Die Arbeitsproduktivität in der Gesundheitswirtschaft i.e.S, das heißt die Bruttowertschöpfung je Erwerbstätigen, belief sich in Baden-Württemberg im Jahr 2015 auf knapp 50 300 Euro und lag damit um rund 1 900 Euro über dem Durchschnittswert aller Bundesländer. Gegenüber dem Vorjahr stieg die Arbeitsproduktivität im Südwesten um 1,6 % an, deutlich stärker als im Schnitt aller Bundesländer (+ 0,6 %). 2013 belief sich die Bruttowertschöpfung je Erwerbstätigen in der Gesundheitswirtschaft insgesamt auf knapp 48 400 Euro. Im Kernbereich, dem Gesundheits- und Sozialwesen, betrug die Arbeitsproduktivität nur rund 40 000 Euro. Dies ist aber nicht außergewöhnlich, da der Dienstleistungssektor – zu welchem das Gesundheits- und Sozialwesen zählt – eine generell niedrigere Produktivität im Vergleich zur Gesamtwirtschaft aufweist. In der restlichen Gesundheitswirtschaft, die vor allem von gesundheitsrelevanten Branchen des Verarbeitenden Gewerbes geprägt ist, wurde 2013 eine Arbeitsproduktivität von knapp 73 100 Euro erzielt. Zum Vergleich: In der baden-württembergischen Wirtschaft insgesamt erwirtschaftete ein Erwerbstätiger im Schnitt gut 64 000 Euro.

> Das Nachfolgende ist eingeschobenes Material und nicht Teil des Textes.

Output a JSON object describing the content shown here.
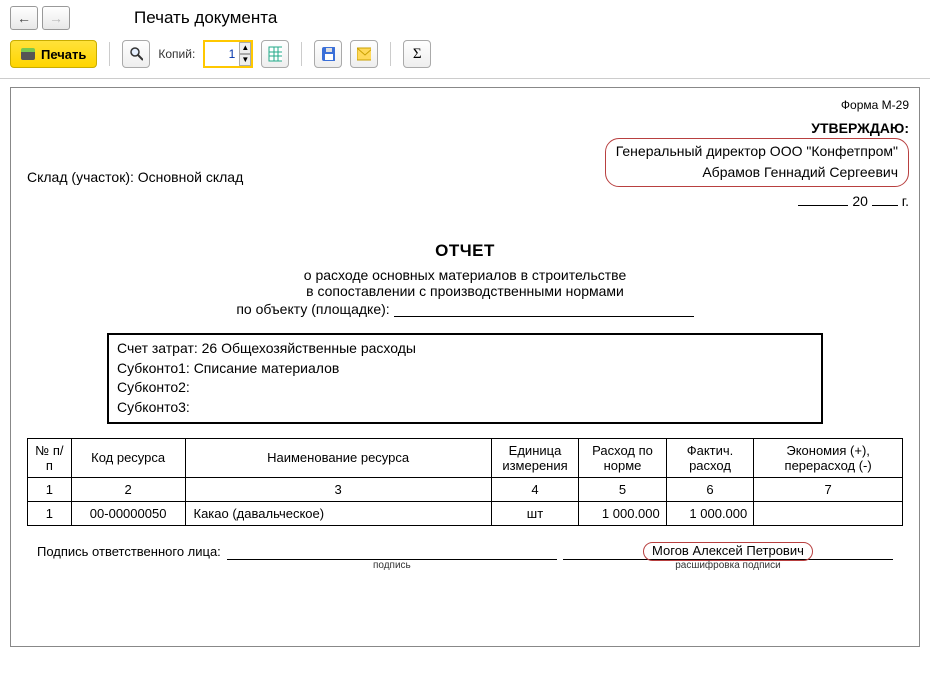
{
  "header": {
    "title": "Печать документа"
  },
  "toolbar": {
    "print_label": "Печать",
    "copies_label": "Копий:",
    "copies_value": "1"
  },
  "doc": {
    "form_code": "Форма М-29",
    "warehouse_label": "Склад (участок): ",
    "warehouse_value": "Основной склад",
    "approve": {
      "title": "УТВЕРЖДАЮ:",
      "line1": "Генеральный директор ООО \"Конфетпром\"",
      "line2": "Абрамов Геннадий Сергеевич",
      "year_prefix": "20",
      "year_suffix": "г."
    },
    "report": {
      "title": "ОТЧЕТ",
      "sub1": "о расходе основных материалов в строительстве",
      "sub2": "в сопоставлении с производственными нормами",
      "sub3": "по объекту (площадке):"
    },
    "costbox": {
      "l1": "Счет затрат: 26 Общехозяйственные расходы",
      "l2": "Субконто1: Списание материалов",
      "l3": "Субконто2:",
      "l4": "Субконто3:"
    },
    "table": {
      "headers": [
        "№ п/п",
        "Код ресурса",
        "Наименование ресурса",
        "Единица измерения",
        "Расход по норме",
        "Фактич. расход",
        "Экономия (+), перерасход (-)"
      ],
      "colnums": [
        "1",
        "2",
        "3",
        "4",
        "5",
        "6",
        "7"
      ],
      "rows": [
        {
          "n": "1",
          "code": "00-00000050",
          "name": "Какао (давальческое)",
          "unit": "шт",
          "norm": "1 000.000",
          "fact": "1 000.000",
          "econ": ""
        }
      ]
    },
    "signature": {
      "label": "Подпись ответственного лица:",
      "cap1": "подпись",
      "name": "Могов Алексей Петрович",
      "cap2": "расшифровка подписи"
    }
  }
}
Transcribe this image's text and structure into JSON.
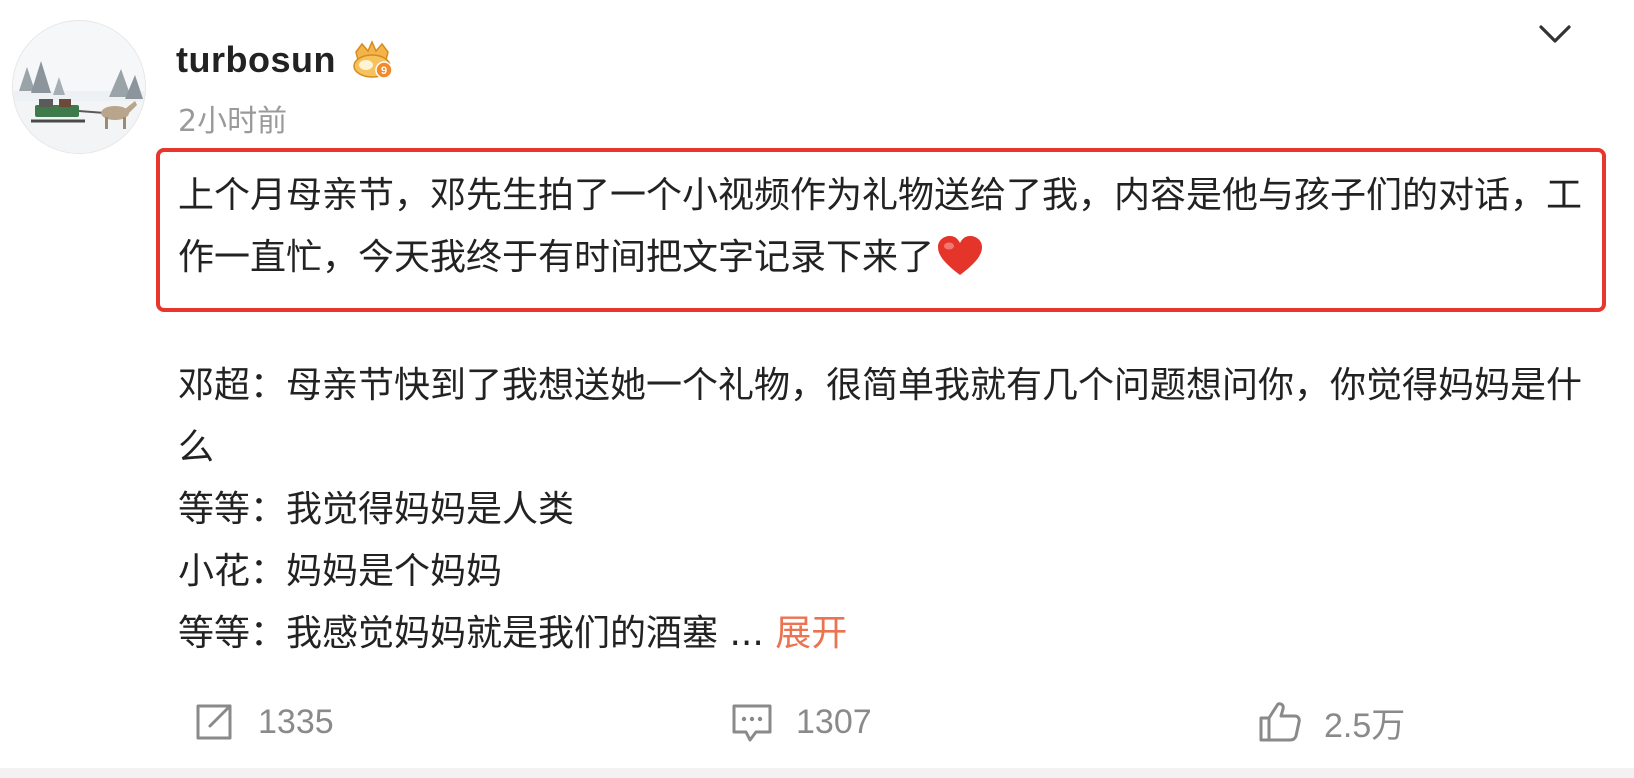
{
  "post": {
    "author": {
      "name": "turbosun",
      "avatar_icon": "snowy-sleigh-avatar",
      "badge_icon": "vip-crown-badge-icon"
    },
    "time": "2小时前",
    "menu_icon": "chevron-down-icon",
    "intro": {
      "text": "上个月母亲节，邓先生拍了一个小视频作为礼物送给了我，内容是他与孩子们的对话，工作一直忙，今天我终于有时间把文字记录下来了",
      "emoji": "heart-emoji",
      "highlight_color": "#e8362e"
    },
    "dialogue": [
      {
        "text": "邓超：母亲节快到了我想送她一个礼物，很简单我就有几个问题想问你，你觉得妈妈是什么"
      },
      {
        "text": "等等：我觉得妈妈是人类"
      },
      {
        "text": "小花：妈妈是个妈妈"
      },
      {
        "text": "等等：我感觉妈妈就是我们的酒塞"
      }
    ],
    "ellipsis": " ...",
    "expand_label": "展开",
    "expand_color": "#eb7350"
  },
  "actions": {
    "repost": {
      "icon": "share-icon",
      "count": "1335"
    },
    "comment": {
      "icon": "comment-icon",
      "count": "1307"
    },
    "like": {
      "icon": "thumbs-up-icon",
      "count": "2.5万"
    }
  }
}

1 Arbeitsgruppe »Gesundheitsökonomische Gesamtrechnungen der Länder (AG GGRdL)« im Auftrag der Statistischen Ämter der Länder: Wertschöpfungs-Erwerbstätigen-Ansatz nach WZ 2008, 2016, S. 6.

2 Hilbert, J., Fretschner, R. Dülberg, A: Rahmenbedingungen und Herausforderungen der Gesundheitswirtschaft. Gelsenkirchen 2002, S. 6; www.iatge.de/aktuell/veroeff/ds/hilbert02b.pdf (Abruf: 08.09.2016).